Der nächste Morgen ist grau, nass und kalt. Der Radweg entlang der Wutach führt uns durch etliche Dörfer in denen sich Bäckereien ausschließlich in am Sonntag geschlossenen Supermärkten befinden. In Stühlingen kapitulieren wir und entscheiden uns für das Einstein-Lokal. Der Raucherkneipen-Charme täuscht, es gibt dort guten Kaffee und köstliche, frisch zubereitete Kartoffelrösti. An der Tanke holen wir uns noch Zuckerwasser und Snacks – die Höhenmeter können kommen! Ein paar Kilometer weiter geht es auch schon los. Zunächst auf groben Asphalt, dann auf gröbstem Stein-, Matsch-, Moos- und Gras-Gemisch, fast senkrecht den Hang hinauf. Der Regen hat den Boden aufgeweicht, es rutscht, glitscht und flutscht, die Reifen finden keinen Halt, die wasserdichten Überschuhe wollen nicht über den Schuhkappen bleiben. An Fahren ist hier kaum zu denken, also schieben wir im Regen. Erst nieselt es, dann donnert es über uns. Zeitgleich mit Gewitter und Platzregen erreichen wir den höchsten Punkt. Hinter einer Bienenzucht schützt uns ein 50cm überstehendes Dach einer Gartenhütte vor dem gröbsten Unwetter. Leider trennt uns ein abgesperrtes Tor von der großzügigen doch angeblich videoüberwachten Hütte auf dem Gelände. Wir bleiben mit eingezogenem Bauch an die Rückseite unter dem Vordach stehen. Ruhig bleiben und Cola trinken. Kurz geht es, aber dann wird uns einfach zu kalt. Durchgeschwitzte und eisigkalte Kleider werden gegen die trockene Abendgarderobe (Thermounterwäsche) getauscht, Regensachen drübergezogen und sobald der Regen etwas nachlässt, fahren wir weiter. Es geht in rund 800m Höhe auf breiten Schotterpisten durch hügelige Wald- und Ackerlandschaften. Das Fahren macht viel Spaß, aber wir blicken mit Sorge auf die dunklen Wolkenformationen die sich schwer nachvollziehbar am Himmel bewegen. Hat uns diese Wolke schon erwischt oder kommt das erst noch?
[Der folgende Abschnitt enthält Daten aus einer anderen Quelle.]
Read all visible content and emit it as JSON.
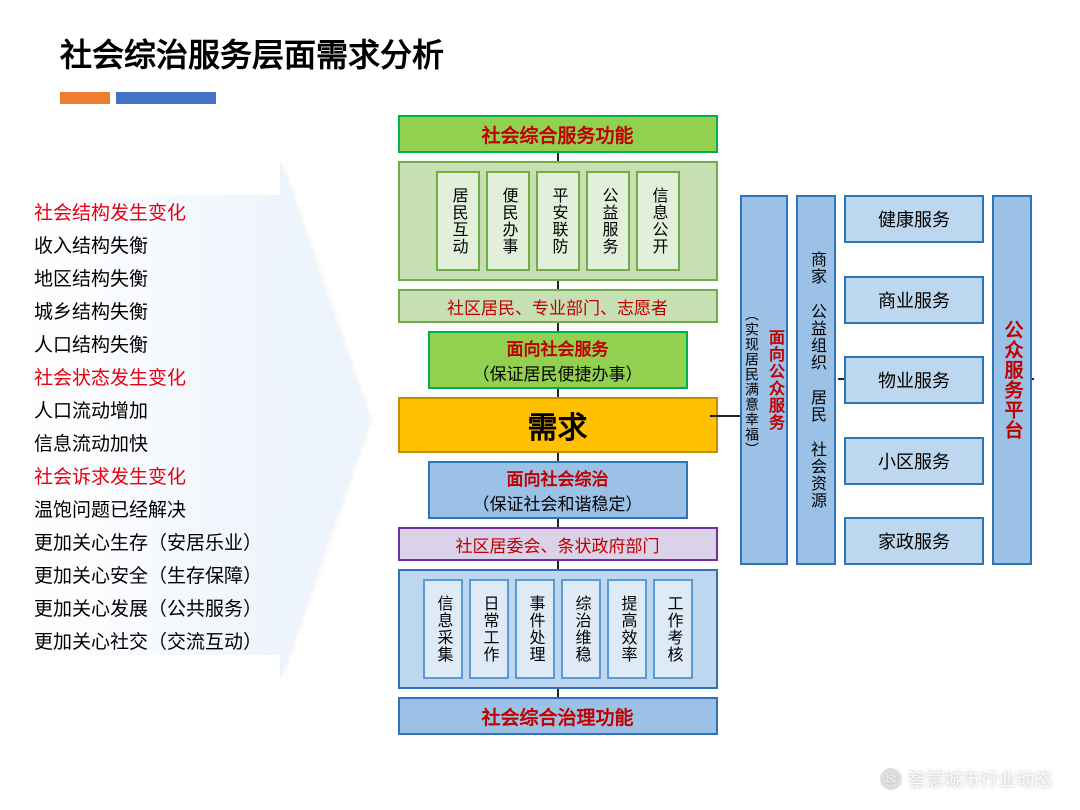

Wir schaffen keine 30 km, dann müssen wir uns wieder unterstellen. Wir finden eine offene Scheune und fragen die Besitzer der Höflichkeit halber, ob wir den Schauer hier abwarten können. Stattdessen laden sie uns, so durchnässt und schlammig wie wir sind, zu Kaffee und Kuchen mit ihren Freunden ein. Etikette hin oder her, wir sind nass und durchgefroren und wollen das Angebot nicht ablehnen. Die freundlichen Gastgeber verreisen selbst nicht auf Rädern sondern auf Pferden. Aber wir stellen schnell fest, dass sich bei der Wahl des Equipments und der Verpflegung unterwegs die gleichen Probleme ergeben wie beim Bikepacking. So diskutieren wir über Hängematten, Solarzellen für Powerbanks und die Essenverpflegung für unterwegs. Sie sind beeindruckt von unserem minimalistischem Gepäck. So genießen wir die Großzügigkeit und Gastfreundschaft in vollen Zügen. Überstrapazieren wollen wir letztere aber nicht und schlagen das Angebot über Nacht zu bleiben aus. Immerhin hat es sich draußen etwas aufgehellt und es sind noch zwei Stunden Tageslicht übrig. Vielleicht schaffen wir ja noch ein paar Kilometer?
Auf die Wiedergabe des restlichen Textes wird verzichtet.